Problem setting: There are $R$ red balls and $B$ blue balls along with $R$ red buckets and $B$ blue buckets. Consider the case when $R \ll B$
Event: $R+B$ balls are arranged in $R+B$ buckets such that each bucket contains one ball, and each of the $(R+B)!$ combinations occur with equal probability.
Quantity of interest: Let $X$ be a random variable which denotes the number of red balls in red buckets.

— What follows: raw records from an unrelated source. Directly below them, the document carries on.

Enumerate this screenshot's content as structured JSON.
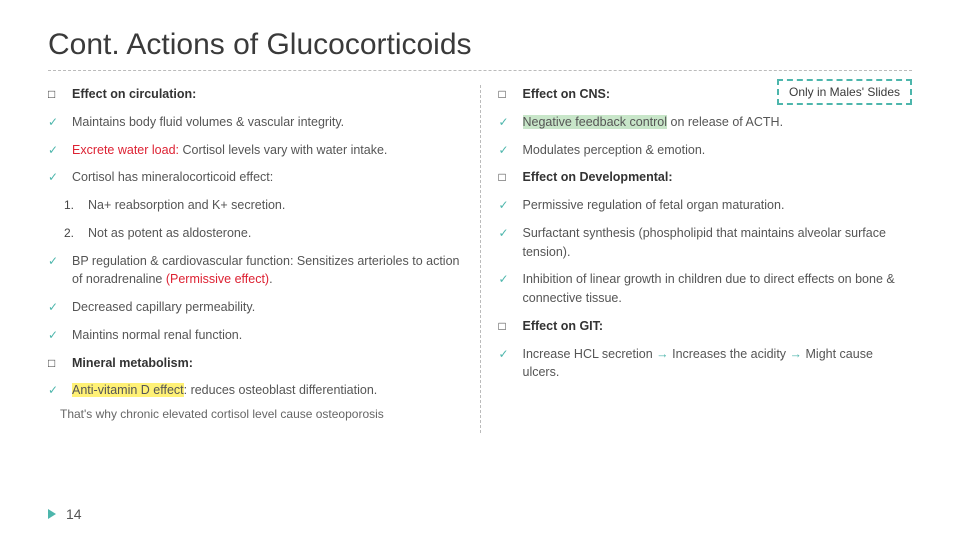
{
  "title": "Cont. Actions of Glucocorticoids",
  "callout": "Only in Males' Slides",
  "pageNumber": "14",
  "colors": {
    "accent": "#4db6ac",
    "red": "#d23",
    "highlightYellow": "#fff176",
    "highlightGreen": "#c8e6c9",
    "dashedBorder": "#bbbbbb"
  },
  "left": {
    "s1": "Effect on circulation:",
    "i1": "Maintains body fluid volumes & vascular integrity.",
    "i2_red": "Excrete water load:",
    "i2_rest": " Cortisol levels vary with water intake.",
    "i3": "Cortisol has mineralocorticoid effect:",
    "n1": "Na+ reabsorption and K+ secretion.",
    "n2": "Not as potent as aldosterone.",
    "i4a": "BP regulation & cardiovascular function: Sensitizes arterioles to action of noradrenaline ",
    "i4b": "(Permissive effect)",
    "i4c": ".",
    "i5": "Decreased capillary permeability.",
    "i6": "Maintins normal renal function.",
    "s2": "Mineral metabolism:",
    "i7_y": "Anti-vitamin D effect",
    "i7_rest": ": reduces osteoblast differentiation.",
    "note": "That's why chronic elevated cortisol level cause osteoporosis"
  },
  "right": {
    "s1": "Effect on CNS:",
    "i1a": "Negative feedback control",
    "i1b": " on release of ACTH.",
    "i2": "Modulates perception & emotion.",
    "s2": "Effect on Developmental:",
    "i3": "Permissive regulation of fetal organ maturation.",
    "i4": "Surfactant synthesis (phospholipid that maintains alveolar surface tension).",
    "i5": "Inhibition of linear growth in children due to direct effects on bone & connective tissue.",
    "s3": "Effect on GIT:",
    "i6a": "Increase HCL secretion ",
    "arrow": "→",
    "i6b": " Increases the acidity ",
    "i6c": " Might cause ulcers."
  }
}
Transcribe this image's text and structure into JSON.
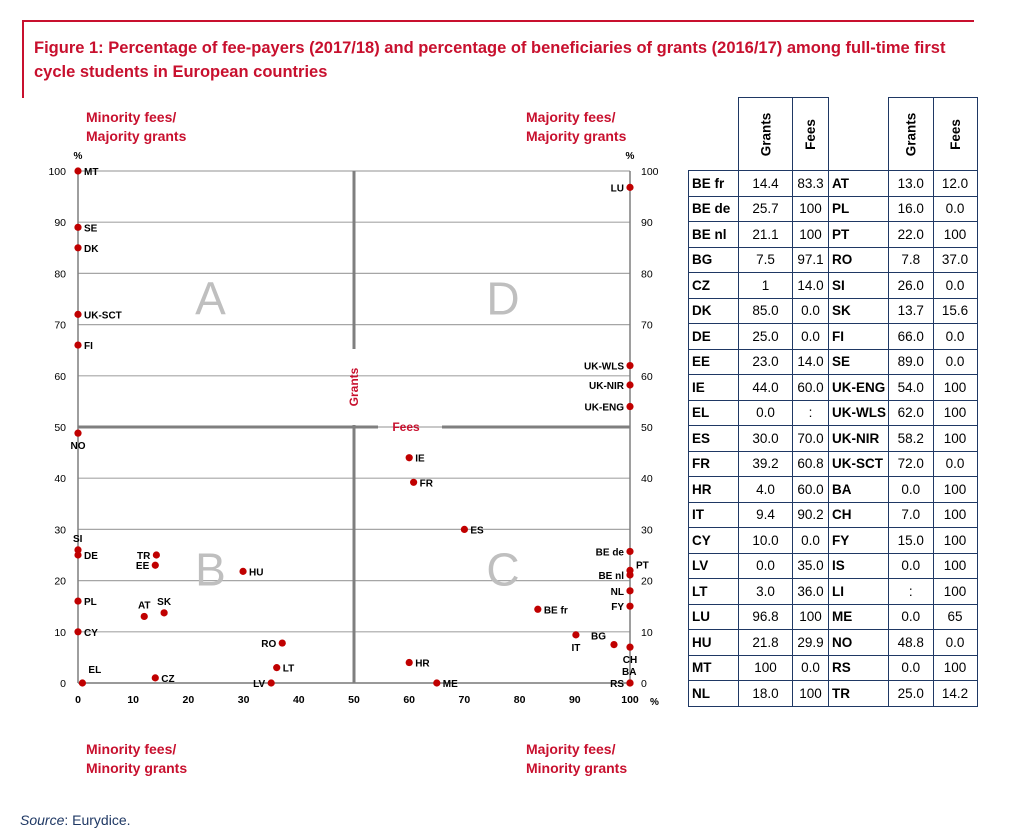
{
  "title": "Figure 1: Percentage of fee-payers (2017/18) and percentage of beneficiaries of grants (2016/17) among full-time first cycle students in European countries",
  "source_label": "Source",
  "source_text": ": Eurydice.",
  "quadrant_labels": {
    "top_left": [
      "Minority fees/",
      "Majority grants"
    ],
    "top_right": [
      "Majority fees/",
      "Majority grants"
    ],
    "bottom_left": [
      "Minority fees/",
      "Minority grants"
    ],
    "bottom_right": [
      "Majority fees/",
      "Minority grants"
    ]
  },
  "quadrant_letters": {
    "A": "A",
    "B": "B",
    "C": "C",
    "D": "D"
  },
  "axis_unit": "%",
  "divider_labels": {
    "grants": "Grants",
    "fees": "Fees"
  },
  "colors": {
    "accent": "#c8102e",
    "point": "#c00000",
    "table_border": "#1f3864",
    "grid": "#a6a6a6",
    "divider": "#7f7f7f"
  },
  "chart_data": {
    "type": "scatter",
    "x_axis": "Fees",
    "y_axis": "Grants",
    "xlim": [
      0,
      100
    ],
    "ylim": [
      0,
      100
    ],
    "x_ticks": [
      0,
      10,
      20,
      30,
      40,
      50,
      60,
      70,
      80,
      90,
      100
    ],
    "y_ticks": [
      0,
      10,
      20,
      30,
      40,
      50,
      60,
      70,
      80,
      90,
      100
    ],
    "dividers": {
      "x": 50,
      "y": 50
    },
    "grid": "horizontal",
    "points": [
      {
        "label": "MT",
        "x": 0,
        "y": 100
      },
      {
        "label": "LU",
        "x": 100,
        "y": 96.8
      },
      {
        "label": "SE",
        "x": 0,
        "y": 89
      },
      {
        "label": "DK",
        "x": 0,
        "y": 85
      },
      {
        "label": "UK-SCT",
        "x": 0,
        "y": 72
      },
      {
        "label": "FI",
        "x": 0,
        "y": 66
      },
      {
        "label": "UK-WLS",
        "x": 100,
        "y": 62
      },
      {
        "label": "UK-NIR",
        "x": 100,
        "y": 58.2
      },
      {
        "label": "UK-ENG",
        "x": 100,
        "y": 54
      },
      {
        "label": "NO",
        "x": 0,
        "y": 48.8
      },
      {
        "label": "IE",
        "x": 60,
        "y": 44
      },
      {
        "label": "FR",
        "x": 60.8,
        "y": 39.2
      },
      {
        "label": "ES",
        "x": 70,
        "y": 30
      },
      {
        "label": "SI",
        "x": 0,
        "y": 26
      },
      {
        "label": "DE",
        "x": 0,
        "y": 25
      },
      {
        "label": "TR",
        "x": 14.2,
        "y": 25
      },
      {
        "label": "EE",
        "x": 14,
        "y": 23
      },
      {
        "label": "HU",
        "x": 29.9,
        "y": 21.8
      },
      {
        "label": "BE de",
        "x": 100,
        "y": 25.7
      },
      {
        "label": "PT",
        "x": 100,
        "y": 22
      },
      {
        "label": "BE nl",
        "x": 100,
        "y": 21.1
      },
      {
        "label": "NL",
        "x": 100,
        "y": 18
      },
      {
        "label": "PL",
        "x": 0,
        "y": 16
      },
      {
        "label": "FY",
        "x": 100,
        "y": 15
      },
      {
        "label": "BE fr",
        "x": 83.3,
        "y": 14.4
      },
      {
        "label": "SK",
        "x": 15.6,
        "y": 13.7
      },
      {
        "label": "AT",
        "x": 12,
        "y": 13
      },
      {
        "label": "CY",
        "x": 0,
        "y": 10
      },
      {
        "label": "IT",
        "x": 90.2,
        "y": 9.4
      },
      {
        "label": "RO",
        "x": 37,
        "y": 7.8
      },
      {
        "label": "BG",
        "x": 97.1,
        "y": 7.5
      },
      {
        "label": "CH",
        "x": 100,
        "y": 7
      },
      {
        "label": "HR",
        "x": 60,
        "y": 4
      },
      {
        "label": "LT",
        "x": 36,
        "y": 3
      },
      {
        "label": "EL",
        "x": 0.8,
        "y": 0
      },
      {
        "label": "CZ",
        "x": 14,
        "y": 1
      },
      {
        "label": "LV",
        "x": 35,
        "y": 0
      },
      {
        "label": "ME",
        "x": 65,
        "y": 0
      },
      {
        "label": "BA",
        "x": 100,
        "y": 0
      },
      {
        "label": "RS",
        "x": 100,
        "y": 0
      }
    ]
  },
  "table": {
    "headers": [
      "Grants",
      "Fees"
    ],
    "rows": [
      {
        "c1": "BE fr",
        "g1": "14.4",
        "f1": "83.3",
        "c2": "AT",
        "g2": "13.0",
        "f2": "12.0"
      },
      {
        "c1": "BE de",
        "g1": "25.7",
        "f1": "100",
        "c2": "PL",
        "g2": "16.0",
        "f2": "0.0"
      },
      {
        "c1": "BE nl",
        "g1": "21.1",
        "f1": "100",
        "c2": "PT",
        "g2": "22.0",
        "f2": "100"
      },
      {
        "c1": "BG",
        "g1": "7.5",
        "f1": "97.1",
        "c2": "RO",
        "g2": "7.8",
        "f2": "37.0"
      },
      {
        "c1": "CZ",
        "g1": "1",
        "f1": "14.0",
        "c2": "SI",
        "g2": "26.0",
        "f2": "0.0"
      },
      {
        "c1": "DK",
        "g1": "85.0",
        "f1": "0.0",
        "c2": "SK",
        "g2": "13.7",
        "f2": "15.6"
      },
      {
        "c1": "DE",
        "g1": "25.0",
        "f1": "0.0",
        "c2": "FI",
        "g2": "66.0",
        "f2": "0.0"
      },
      {
        "c1": "EE",
        "g1": "23.0",
        "f1": "14.0",
        "c2": "SE",
        "g2": "89.0",
        "f2": "0.0"
      },
      {
        "c1": "IE",
        "g1": "44.0",
        "f1": "60.0",
        "c2": "UK-ENG",
        "g2": "54.0",
        "f2": "100"
      },
      {
        "c1": "EL",
        "g1": "0.0",
        "f1": ":",
        "c2": "UK-WLS",
        "g2": "62.0",
        "f2": "100"
      },
      {
        "c1": "ES",
        "g1": "30.0",
        "f1": "70.0",
        "c2": "UK-NIR",
        "g2": "58.2",
        "f2": "100"
      },
      {
        "c1": "FR",
        "g1": "39.2",
        "f1": "60.8",
        "c2": "UK-SCT",
        "g2": "72.0",
        "f2": "0.0"
      },
      {
        "c1": "HR",
        "g1": "4.0",
        "f1": "60.0",
        "c2": "BA",
        "g2": "0.0",
        "f2": "100"
      },
      {
        "c1": "IT",
        "g1": "9.4",
        "f1": "90.2",
        "c2": "CH",
        "g2": "7.0",
        "f2": "100"
      },
      {
        "c1": "CY",
        "g1": "10.0",
        "f1": "0.0",
        "c2": "FY",
        "g2": "15.0",
        "f2": "100"
      },
      {
        "c1": "LV",
        "g1": "0.0",
        "f1": "35.0",
        "c2": "IS",
        "g2": "0.0",
        "f2": "100"
      },
      {
        "c1": "LT",
        "g1": "3.0",
        "f1": "36.0",
        "c2": "LI",
        "g2": ":",
        "f2": "100"
      },
      {
        "c1": "LU",
        "g1": "96.8",
        "f1": "100",
        "c2": "ME",
        "g2": "0.0",
        "f2": "65"
      },
      {
        "c1": "HU",
        "g1": "21.8",
        "f1": "29.9",
        "c2": "NO",
        "g2": "48.8",
        "f2": "0.0"
      },
      {
        "c1": "MT",
        "g1": "100",
        "f1": "0.0",
        "c2": "RS",
        "g2": "0.0",
        "f2": "100"
      },
      {
        "c1": "NL",
        "g1": "18.0",
        "f1": "100",
        "c2": "TR",
        "g2": "25.0",
        "f2": "14.2"
      }
    ]
  }
}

How do we bound the following? $$\mathbb{P}\big( X - \mathbb{E}[X] > t \big)$$
Salient points
Using combinatorics it is easy to show that $$\mathbb{P}\big(X=x\big)= \binom{k}{x}\binom{n-k}{k-x}\Big/\binom{n}{k}$$
If we naively (and wrongly) assume that each red ball falling in a red bucket is an independent event, we have $X\sim Binom(\frac{R}{R+B},R)$ and using Chernoff's bound gives us $$\mathbb{P}\big( X - \mathbb{E}[X] > t \big)\leq \exp-\bigg\{\frac{t^2}{2\mathbb{E}[X]+t}\bigg\}.$$ However, it turns out that we can derive the above result using Stein's method of exchangeable pairs.

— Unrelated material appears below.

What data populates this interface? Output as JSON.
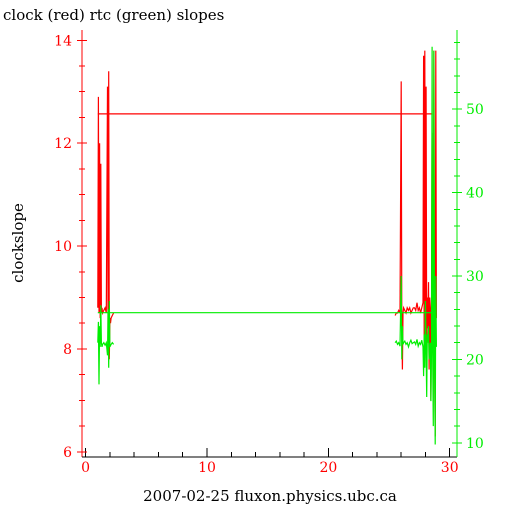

My question: For $R\ll B$, I suspect the above concentration can be strengthened to
$$\mathbb{P}\big( X - \mathbb{E}[X] > t \big)\leq \exp-\bigg\{\frac{t^2}{2\mathbb{E}[X]}\bigg\}.$$ Why do I think so?
- Wrongly assuming $X\sim Pois(\mathbb{E}[X])$ or $X\sim \mathcal{N}\big(\mathbb{E}[X],Var(X)\big)$ will give us the above result.
- Simulations also seem to support my claim.